Similar themes were explored in Veneer (1929), the story of a naive girl who falls for a man with confident veneer, but who turns out to be a worthless braggart. It has been described as a "well-written, if downbeat, slice of New York life". Joanna Roos and Henry Hull took the leading roles; Spencer Tracy replaced Hull later in the run. This was also adapted for film, as Young Bride, starring Helen Twelvetrees.

==1930s==
In 1930 he wrote and produced The Long Road, about a soldier in World War I whose wife has a child by another man while he is fighting in France. The Brooklyn Daily Eagle lamented the solemnity of the play, writing that "Mr. Stange writes with a face a yard long...The play is a rather sickening display of affected fine feeling". In the following year he collaborated with John Golden on After Tomorrow, about a young couple whose marriage is repeatedly delayed. Stange had written the original draft as a tragedy, but Golden gave it a more upbeat character. Knowing Stange's work, the reviewer in Outlook and Independent magazine suspected that before Golden had livened it up, the play would have been "terribly terribly sincere with little if any humour to lighten its drab realism". This play was also later filmed.
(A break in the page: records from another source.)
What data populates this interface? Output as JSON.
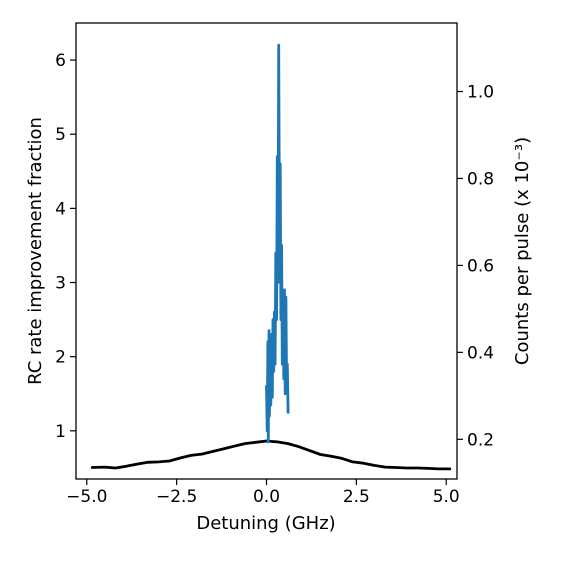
{
  "chart_data": {
    "type": "line",
    "xlabel": "Detuning (GHz)",
    "ylabel_left": "RC rate improvement fraction",
    "ylabel_right": "Counts per pulse (x 10⁻³)",
    "xlim": [
      -5.3,
      5.3
    ],
    "ylim_left": [
      0.35,
      6.5
    ],
    "ylim_right": [
      0.10866,
      1.1576
    ],
    "x_ticks": [
      -5.0,
      -2.5,
      0.0,
      2.5,
      5.0
    ],
    "x_tick_labels": [
      "−5.0",
      "−2.5",
      "0.0",
      "2.5",
      "5.0"
    ],
    "y_left_ticks": [
      1,
      2,
      3,
      4,
      5,
      6
    ],
    "y_left_tick_labels": [
      "1",
      "2",
      "3",
      "4",
      "5",
      "6"
    ],
    "y_right_ticks": [
      0.2,
      0.4,
      0.6,
      0.8,
      1.0
    ],
    "y_right_tick_labels": [
      "0.2",
      "0.4",
      "0.6",
      "0.8",
      "1.0"
    ],
    "grid": false,
    "series": [
      {
        "axis": "right",
        "color": "#000000",
        "x": [
          -4.85,
          -4.5,
          -4.2,
          -3.9,
          -3.6,
          -3.3,
          -3.0,
          -2.7,
          -2.4,
          -2.1,
          -1.8,
          -1.5,
          -1.2,
          -0.9,
          -0.6,
          -0.3,
          0.0,
          0.3,
          0.6,
          0.9,
          1.2,
          1.5,
          1.8,
          2.1,
          2.4,
          2.7,
          3.0,
          3.3,
          3.6,
          3.9,
          4.2,
          4.5,
          4.8,
          5.1
        ],
        "y": [
          0.135,
          0.136,
          0.134,
          0.138,
          0.143,
          0.147,
          0.148,
          0.15,
          0.157,
          0.163,
          0.166,
          0.172,
          0.178,
          0.184,
          0.19,
          0.193,
          0.196,
          0.194,
          0.19,
          0.183,
          0.174,
          0.165,
          0.161,
          0.156,
          0.148,
          0.145,
          0.14,
          0.136,
          0.135,
          0.134,
          0.134,
          0.133,
          0.132,
          0.132
        ]
      },
      {
        "axis": "left",
        "color": "#1f77b4",
        "x": [
          0.0,
          0.02,
          0.04,
          0.05,
          0.07,
          0.08,
          0.1,
          0.12,
          0.14,
          0.16,
          0.18,
          0.2,
          0.22,
          0.24,
          0.26,
          0.28,
          0.3,
          0.32,
          0.34,
          0.36,
          0.38,
          0.4,
          0.42,
          0.44,
          0.46,
          0.48,
          0.5,
          0.52,
          0.54,
          0.56,
          0.58,
          0.6
        ],
        "y": [
          1.6,
          1.0,
          2.2,
          0.85,
          2.35,
          1.2,
          2.1,
          1.35,
          2.3,
          1.45,
          2.5,
          1.8,
          2.6,
          1.9,
          3.4,
          2.5,
          4.7,
          3.0,
          6.2,
          3.8,
          4.6,
          2.5,
          3.5,
          1.9,
          2.9,
          1.7,
          2.9,
          1.5,
          2.8,
          1.6,
          1.9,
          1.25
        ]
      }
    ]
  }
}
False Dreams, Farewell (1933) was a portmanteau drama in the manner of Grand Hotel, set on board a Titanic-like cruise-liner that was destined to sink on its maiden voyage.

His screenplay credits included The Black Camel (1931), a Charlie Chan mystery.

Stange also wrote a number of crime-based dramas including Fogbound and Headquarters (subtitled "the dramatization of the hidden police records in a famous crime"). Mother Sings (1935) was a drama that prefigures Psycho, portraying the lurid story of a boy who grows up to be a murderer after being psychologically poisoned against women by his deranged mother.